Ich gehe ja sehr selten ins Kino, aber wie ich vor einem Monat hier berichtete, wollte ich mir die nur in vier deutschen Lichtspielhäusern angebotene Möglichkeit, Quentin Tarantinos "The Hateful Eight" in längerer "Roadshow"-Version auf 72 mm zu sehen, nicht entgehen lassen.
Dass ich begeistert war, lag natürlich nicht nur an der formatbedingt beeindruckenden visuellen Komponente, sondern wie immer bei Tarantino auch zu einem großen Teil am Soundtrack. Und so war mir auch schon im Kino klar, dass sich die Musik neben "Pulp Fiction", "Jackie Brown", "Kill Bill" und "Django Unchained" in die Sammlung einreihen sollte.
ENNIO MORRICONE / VARIOUS ARTISTS - The Hateful Eight (Soundtrack) (2LP) (2016)

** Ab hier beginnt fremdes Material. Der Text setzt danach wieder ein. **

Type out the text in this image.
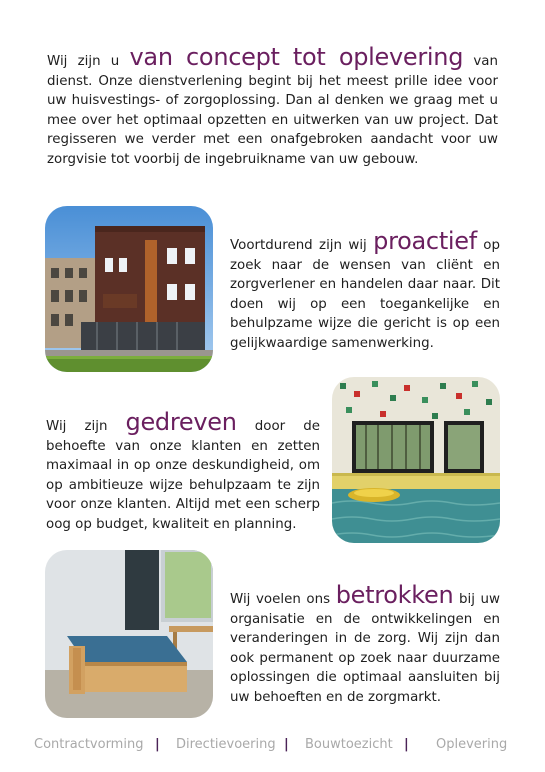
Wij zijn u van concept tot oplevering van dienst. Onze dienstverlening begint bij het meest prille idee voor uw huisvestings- of zorgoplossing. Dan al denken we graag met u mee over het optimaal opzetten en uitwerken van uw project. Dat regisseren we verder met een onafgebroken aandacht voor uw zorgvisie tot voorbij de ingebruikname van uw gebouw.
Voortdurend zijn wij proactief op zoek naar de wensen van cliënt en zorgverlener en handelen daar naar. Dit doen wij op een toegankelijke en behulpzame wijze die gericht is op een gelijkwaardige samenwerking.
Wij zijn gedreven door de behoefte van onze klanten en zetten maximaal in op onze deskundigheid, om op ambitieuze wijze behulpzaam te zijn voor onze klanten. Altijd met een scherp oog op budget, kwaliteit en planning.
Wij voelen ons betrokken bij uw organisatie en de ontwikkelingen en veranderingen in de zorg. Wij zijn dan ook permanent op zoek naar duurzame oplossingen die optimaal aansluiten bij uw behoeften en de zorgmarkt.
Contractvorming | Directievoering | Bouwtoezicht | Oplevering
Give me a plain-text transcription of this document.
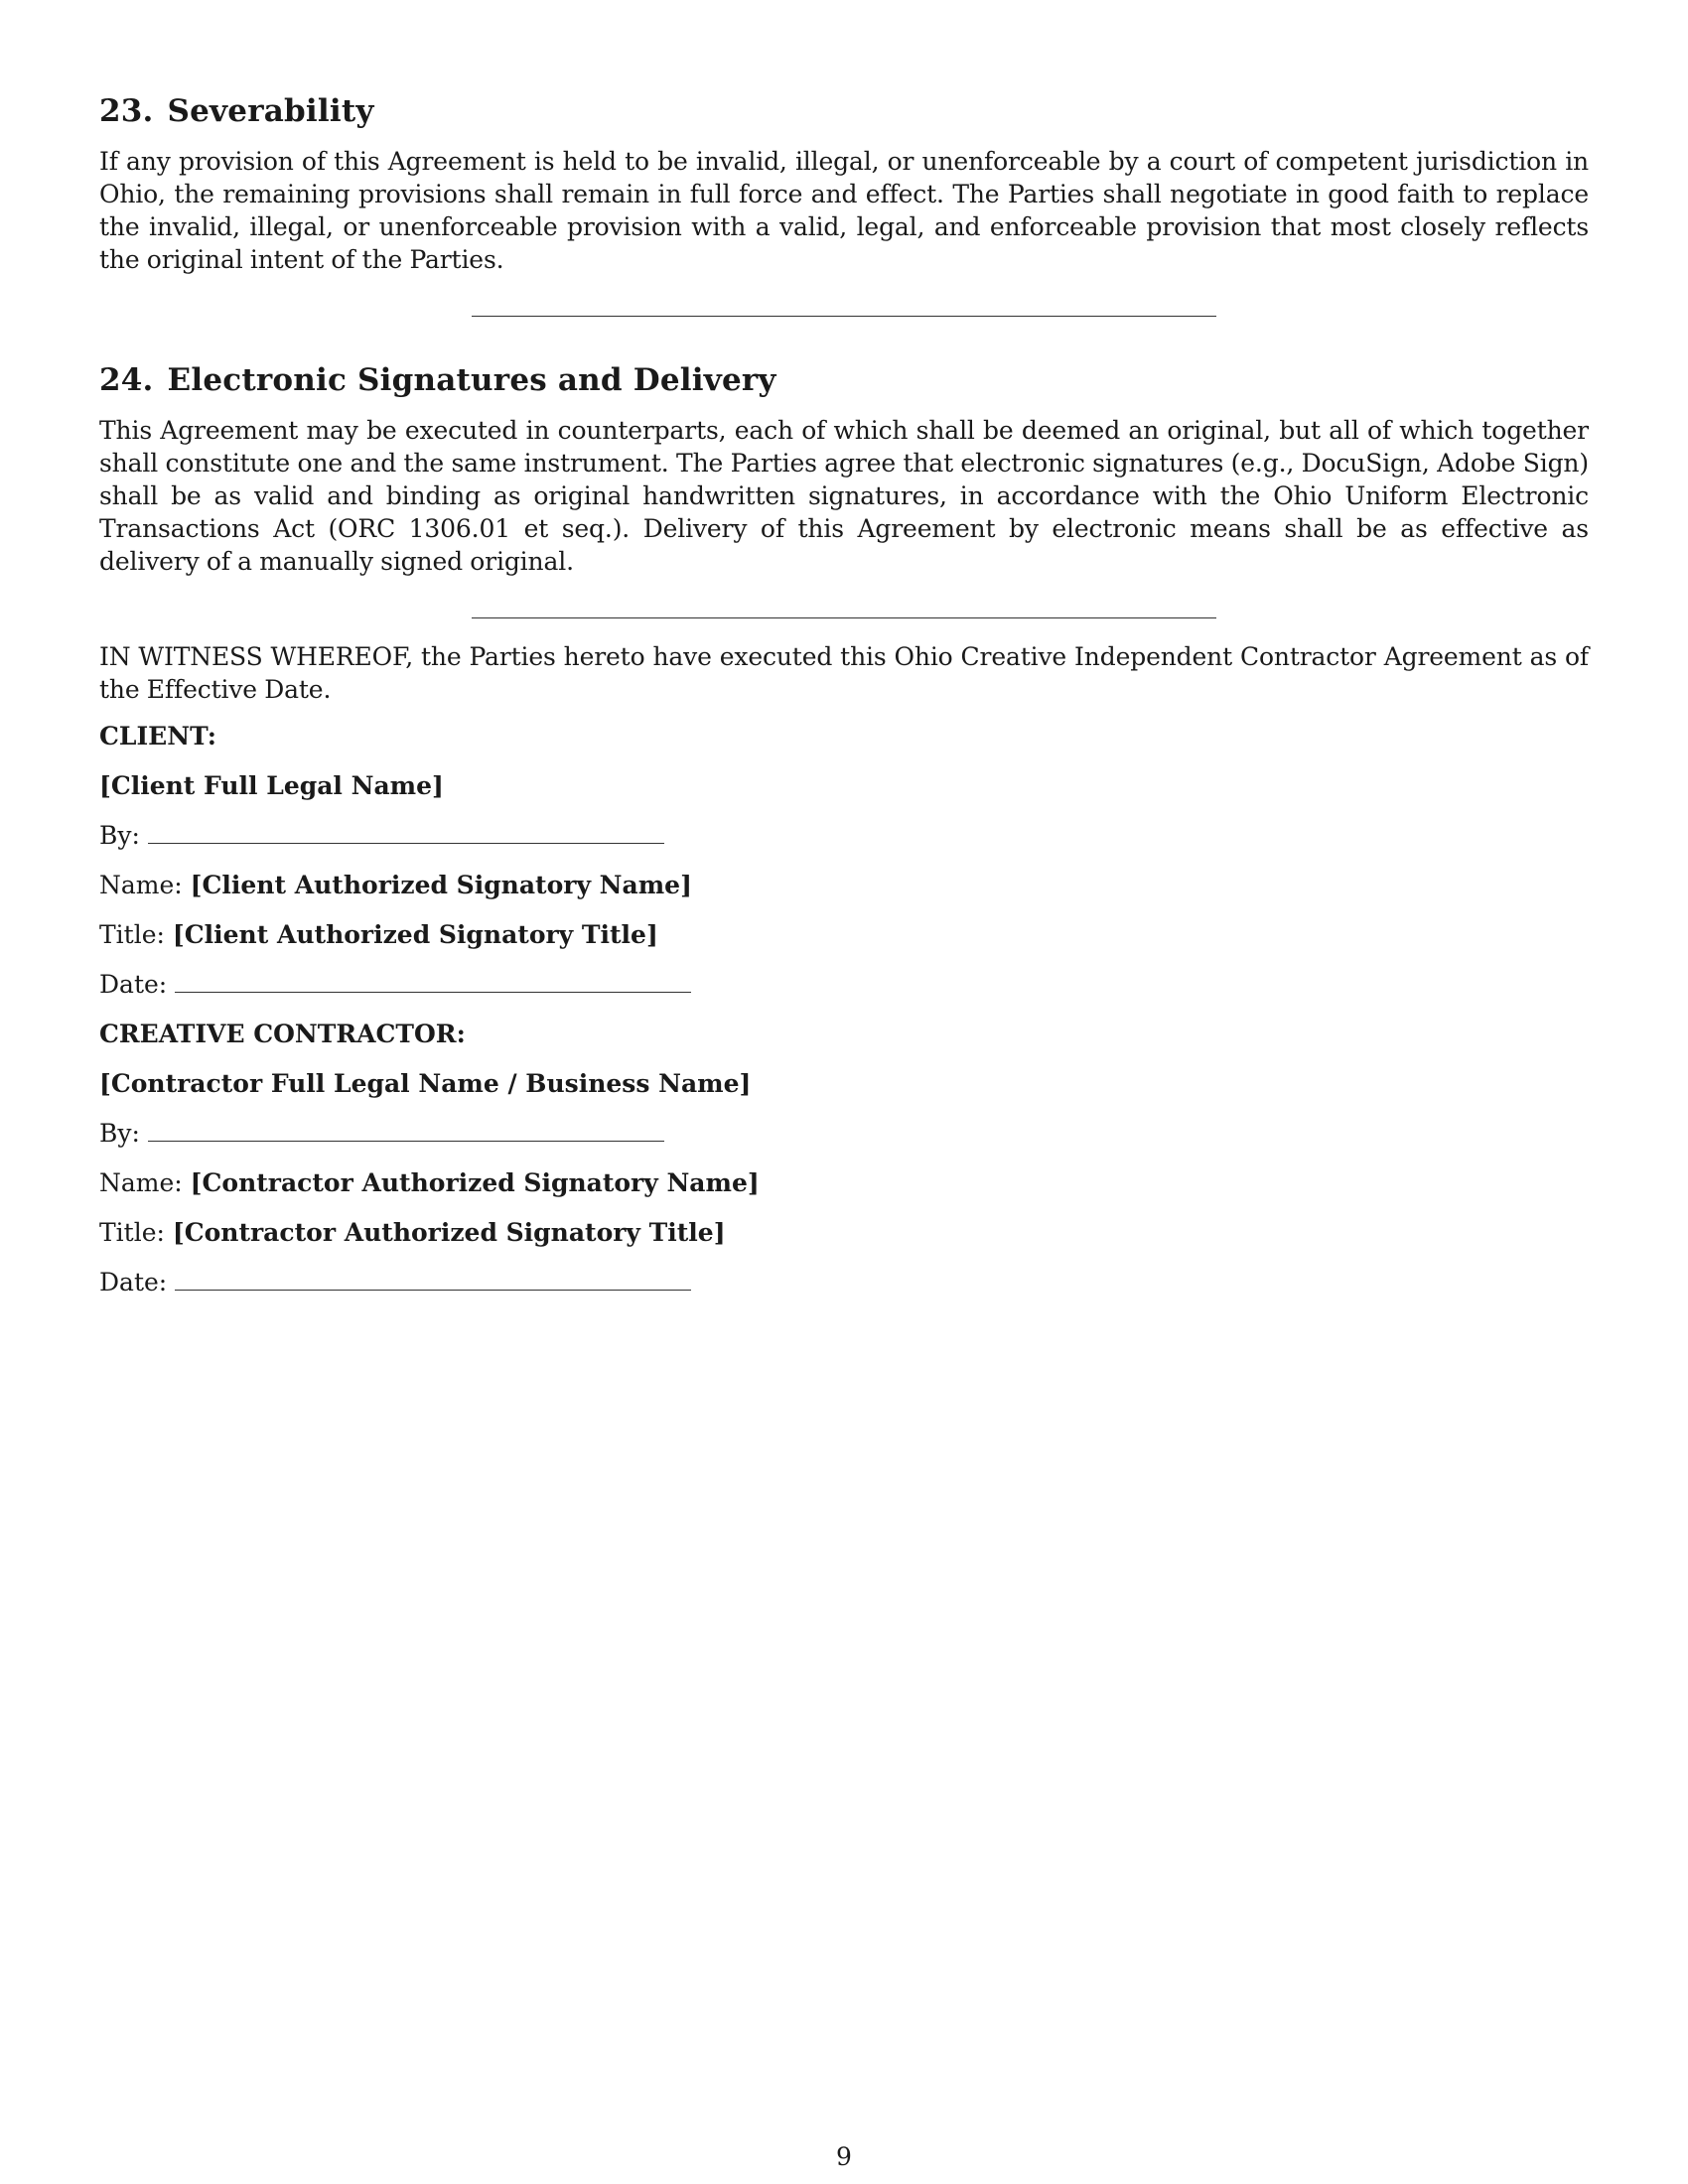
23. Severability

If any provision of this Agreement is held to be invalid, illegal, or unenforceable by a court of competent jurisdiction in Ohio, the remaining provisions shall remain in full force and effect. The Parties shall negotiate in good faith to replace the invalid, illegal, or unenforceable provision with a valid, legal, and enforceable provision that most closely reflects the original intent of the Parties.

24. Electronic Signatures and Delivery

This Agreement may be executed in counterparts, each of which shall be deemed an original, but all of which together shall constitute one and the same instrument. The Parties agree that electronic signatures (e.g., DocuSign, Adobe Sign) shall be as valid and binding as original handwritten signatures, in accordance with the Ohio Uniform Electronic Transactions Act (ORC 1306.01 et seq.). Delivery of this Agreement by electronic means shall be as effective as delivery of a manually signed original.

IN WITNESS WHEREOF, the Parties hereto have executed this Ohio Creative Independent Contractor Agreement as of the Effective Date.

CLIENT:
[Client Full Legal Name]
By:
Name: [Client Authorized Signatory Name]
Title: [Client Authorized Signatory Title]
Date:
CREATIVE CONTRACTOR:
[Contractor Full Legal Name / Business Name]
By:
Name: [Contractor Authorized Signatory Name]
Title: [Contractor Authorized Signatory Title]
Date:
9
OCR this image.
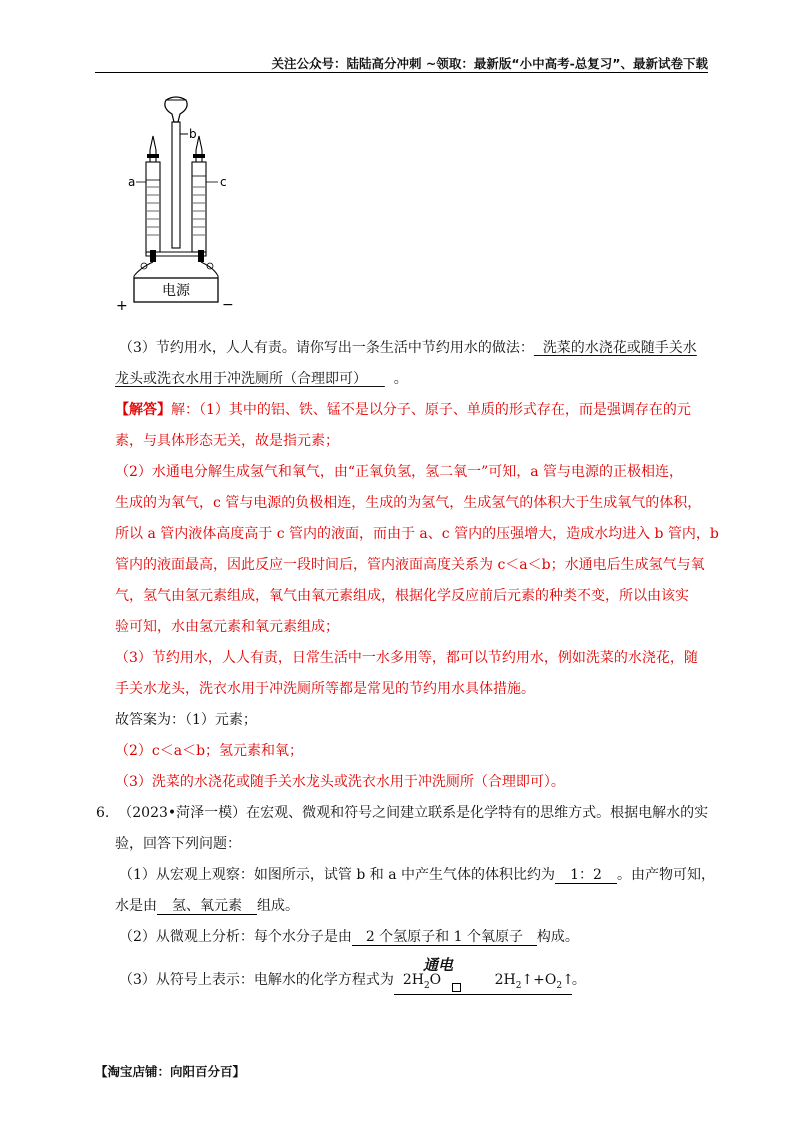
关注公众号：陆陆高分冲刺 ~领取：最新版“小中高考-总复习”、最新试卷下载
b
a	c
电源
+	−
（3）节约用水，人人有责。请你写出一条生活中节约用水的做法： 洗菜的水浇花或随手关水
龙头或洗衣水用于冲洗厕所（合理即可） 。
【解答】解：（1）其中的铝、铁、锰不是以分子、原子、单质的形式存在，而是强调存在的元
素，与具体形态无关，故是指元素；
（2）水通电分解生成氢气和氧气，由“正氧负氢，氢二氧一”可知，a 管与电源的正极相连，
生成的为氧气，c 管与电源的负极相连，生成的为氢气，生成氢气的体积大于生成氧气的体积，
所以 a 管内液体高度高于 c 管内的液面，而由于 a、c 管内的压强增大，造成水均进入 b 管内，b
管内的液面最高，因此反应一段时间后，管内液面高度关系为 c＜a＜b；水通电后生成氢气与氧
气，氢气由氢元素组成，氧气由氧元素组成，根据化学反应前后元素的种类不变，所以由该实
验可知，水由氢元素和氧元素组成；
（3）节约用水，人人有责，日常生活中一水多用等，都可以节约用水，例如洗菜的水浇花，随
手关水龙头，洗衣水用于冲洗厕所等都是常见的节约用水具体措施。
故答案为：（1）元素；
（2）c＜a＜b；氢元素和氧；
（3）洗菜的水浇花或随手关水龙头或洗衣水用于冲洗厕所（合理即可）。
6. （2023•菏泽一模）在宏观、微观和符号之间建立联系是化学特有的思维方式。根据电解水的实
验，回答下列问题：
（1）从宏观上观察：如图所示，试管 b 和 a 中产生气体的体积比约为 1：2 。由产物可知，
水是由 氢、氧元素 组成。
（2）从微观上分析：每个水分子是由 2 个氢原子和 1 个氧原子 构成。
通电
（3）从符号上表示：电解水的化学方程式为 $2H_2O$	$2H_2↑+O_2↑$。
【淘宝店铺：向阳百分百】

Zunächst einmal muss ich voranstellen, dass es sich hier um die schon an der Schreibweise "The H8ful Eight" erkennbare, europäische Decca-Pressung handelt, welche ein anderes (wie ich finde schöneres) Cover als die US-Version von Third Man Records hat, allerdings angeblich auch eine deutlich schlechtere Pressqualität. Dies hat sich leider bestätigt, gerade in ruhigen Passagen wird die Doppel-LP teilweise zu einem schlimmen Knack-und Knisterfest. Trotzdem habe ich mir das Ding nicht auf CD gekauft, denn der Preis war bei einem bekannten Onlinehändler, der einem die mp3-Version als Backup mitliefert, gerade um zehn Euro auf digitales Niveau abgestürzt.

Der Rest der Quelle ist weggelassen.